WARNINGS
In patients with severe impairment of renal function, a test dose should be utilized (see Dosage and Administration). A second test dose may be tried if there is an inadequate response, but no more than two test doses should be attempted.
The obligatory diuretic response following rapid infusion of 15% or 20% mannitol injection may further aggravate preexisting hemoconcentration. Excessive loss of water and electrolytes may lead to serious imbalances. Serum sodium and potassium should be carefully monitored during mannitol administration.
If urine output continues to decline during mannitol infusion, the patient’s clinical status should be closely reviewed and mannitol infusion suspended if necessary. Accumulation of mannitol may result in overexpansion of the extracellular fluid which may intensify existing or latent congestive heart failure.

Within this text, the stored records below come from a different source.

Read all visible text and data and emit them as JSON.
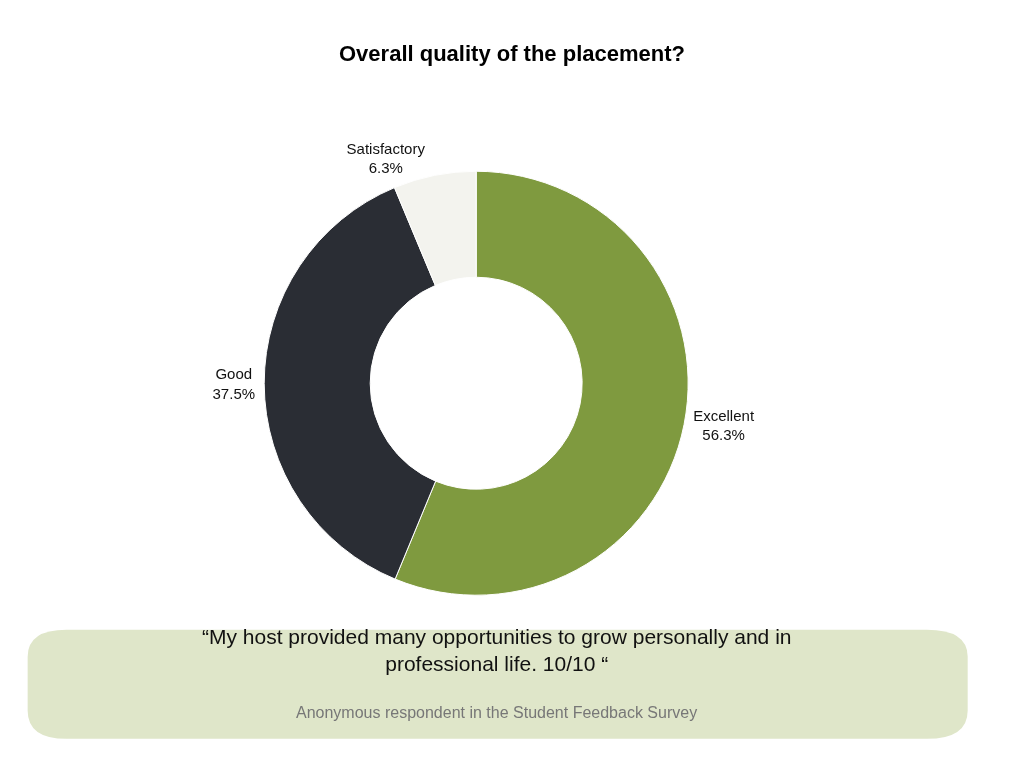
{
  "chart_data": {
    "type": "donut",
    "title": "Overall quality of the placement?",
    "categories": [
      "Excellent",
      "Good",
      "Satisfactory"
    ],
    "values": [
      56.3,
      37.5,
      6.3
    ],
    "colors": [
      "#7f9a3f",
      "#2a2d34",
      "#f3f3ee"
    ],
    "value_labels": [
      "56.3%",
      "37.5%",
      "6.3%"
    ],
    "legend": false,
    "annotations": [
      "“My host provided many opportunities to grow personally and in professional life. 10/10 “",
      "Anonymous respondent in the Student Feedback Survey"
    ]
  }
}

fxcessive loss of water and electrolytes may lead to serious imbalances. With continued administration of mannitol, loss of water in excess of electrolytes can cause hypernatremia. Electrolyte measurements, including sodium and potassium, are therefore, of vital importance in monitoring the infusion of mannitol.

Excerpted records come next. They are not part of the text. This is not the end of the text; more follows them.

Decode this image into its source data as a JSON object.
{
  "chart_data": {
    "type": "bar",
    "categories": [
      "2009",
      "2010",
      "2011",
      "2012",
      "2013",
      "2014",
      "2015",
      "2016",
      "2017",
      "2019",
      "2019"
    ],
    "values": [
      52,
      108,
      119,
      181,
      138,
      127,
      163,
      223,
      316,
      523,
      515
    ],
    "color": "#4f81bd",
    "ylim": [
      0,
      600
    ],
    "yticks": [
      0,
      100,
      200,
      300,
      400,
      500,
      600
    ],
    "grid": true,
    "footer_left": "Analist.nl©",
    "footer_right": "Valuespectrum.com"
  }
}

Osmotic nephrosis, a reversible vacuolization of the tubules of unknown clinical significance, may proceed to severe irreversible nephrosis, so that the renal function must be closely monitored during mannitol infusion.
PRECAUTIONS
The cardiovascular status of the patient should be carefully evaluated before rapidly administering mannitol since sudden expansion of the extracellular fluid may lead to fulminating congestive heart failure.
Shift of sodium free intracellular fluid into the extracellular compartment following mannitol infusion may lower serum sodium concentration and aggravate preexisting hyponatremia.

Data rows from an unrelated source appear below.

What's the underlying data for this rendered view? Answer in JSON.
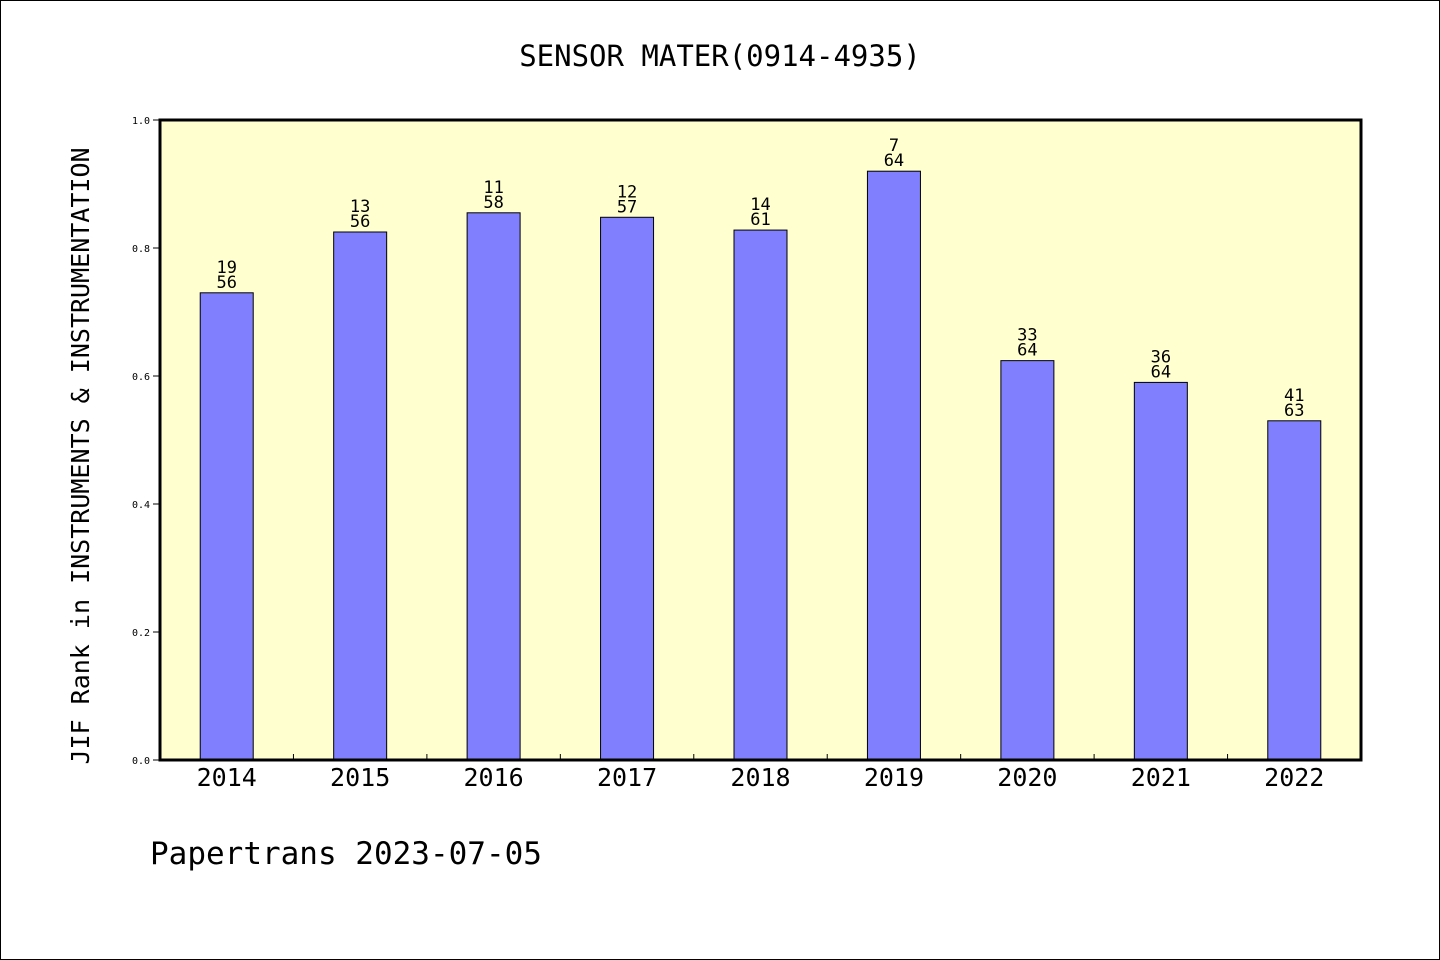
{
  "chart_data": {
    "type": "bar",
    "title": "SENSOR MATER(0914-4935)",
    "ylabel": "JIF Rank in INSTRUMENTS & INSTRUMENTATION",
    "xlabel": "",
    "categories": [
      "2014",
      "2015",
      "2016",
      "2017",
      "2018",
      "2019",
      "2020",
      "2021",
      "2022"
    ],
    "values": [
      0.73,
      0.825,
      0.855,
      0.848,
      0.828,
      0.92,
      0.624,
      0.59,
      0.53
    ],
    "ranks": [
      "19",
      "13",
      "11",
      "12",
      "14",
      "7",
      "33",
      "36",
      "41"
    ],
    "totals": [
      "56",
      "56",
      "58",
      "57",
      "61",
      "64",
      "64",
      "64",
      "63"
    ],
    "ylim": [
      0,
      1.0
    ],
    "yticks": [
      "0.0",
      "0.2",
      "0.4",
      "0.6",
      "0.8",
      "1.0"
    ],
    "grid": false,
    "legend": "none",
    "colors": {
      "plot_background": "#ffffd0",
      "bar_fill": "#8080ff",
      "bar_stroke": "#000000",
      "axis": "#000000"
    }
  },
  "footer": {
    "text": "Papertrans 2023-07-05"
  }
}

By sustaining diuresis, mannitol administration may obscure and intensify inadequate hydration or hypovolemia.
Electrolyte free mannitol injections should not be given conjointly with blood. If it is essential that blood be given simultaneously, at least 20 mEq of sodium chloride should be added to each liter of mannitol solution to avoid pseudoagglutination.
When exposed to low temperatures, solutions of mannitol may crystallize. Concentrations greater than 15% have a greater tendency to crystallization. Inspect for crystals prior to administration. If crystals are visible, redissolve by warming the solution up to 70°C, with agitation. Allow the solution to cool to room temperature before reinspection for crystals. Administer intravenously using sterile, filter-type administration set.
Laboratory Tests
Although blood levels of mannitol can be measured, there is little if any clinical virtue in doing so. The appropriate monitoring of blood levels of sodium and potassium; degree of hemoconcentration or hemodilution, if any; indices of renal, cardiac and pulmonary function are paramount in avoiding excessive fluid and electrolyte shifts. The routine features of physical examination and clinical chemistries suffice in achieving an adequate degree of appropriate patient monitoring.
Pregnancy
Teratogenic Effects
Pregnancy Category C
Animal reproduction studies have not been conducted with mannitol. It is also not known whether mannitol can cause fetal harm when administered to a pregnant woman or can affect reproduction capacity. Mannitol should be given to a pregnant woman only if clearly needed.
Nursing Mothers
It is not known whether this drug is excreted in human milk. Because many drugs are excreted in human milk, caution should be exercised when mannitol is administered to a nursing woman.
Pediatric Use
Safety and effectiveness in children below the age of 12 have not been established.
Usage in Children
Dosage requirements for patients 12 years of age and under have not been established.
Geriatric Use
Clinical studies of OSMITROL Injection (Mannitol Injection, USP) did not include sufficient numbers of subjects aged 65 and over to determine whether they respond differently from younger subjects. Other reported clinical experience has not identified differences in responses between the elderly and younger patients. In general, dose selection for an elderly patient should be cautious, usually starting at the low end of the dosing range, reflecting the greater frequency of decreased hepatic, renal, or cardiac function, and of concomitant disease or other drug therapy.
This drug is known to be substantially excreted by the kidney, and the risk of toxic reactions to this drug may be greater in patients with impaired renal function. Because elderly patients are more likely to have decreased renal function, care should be taken in dose selection, and it may be useful to monitor renal function.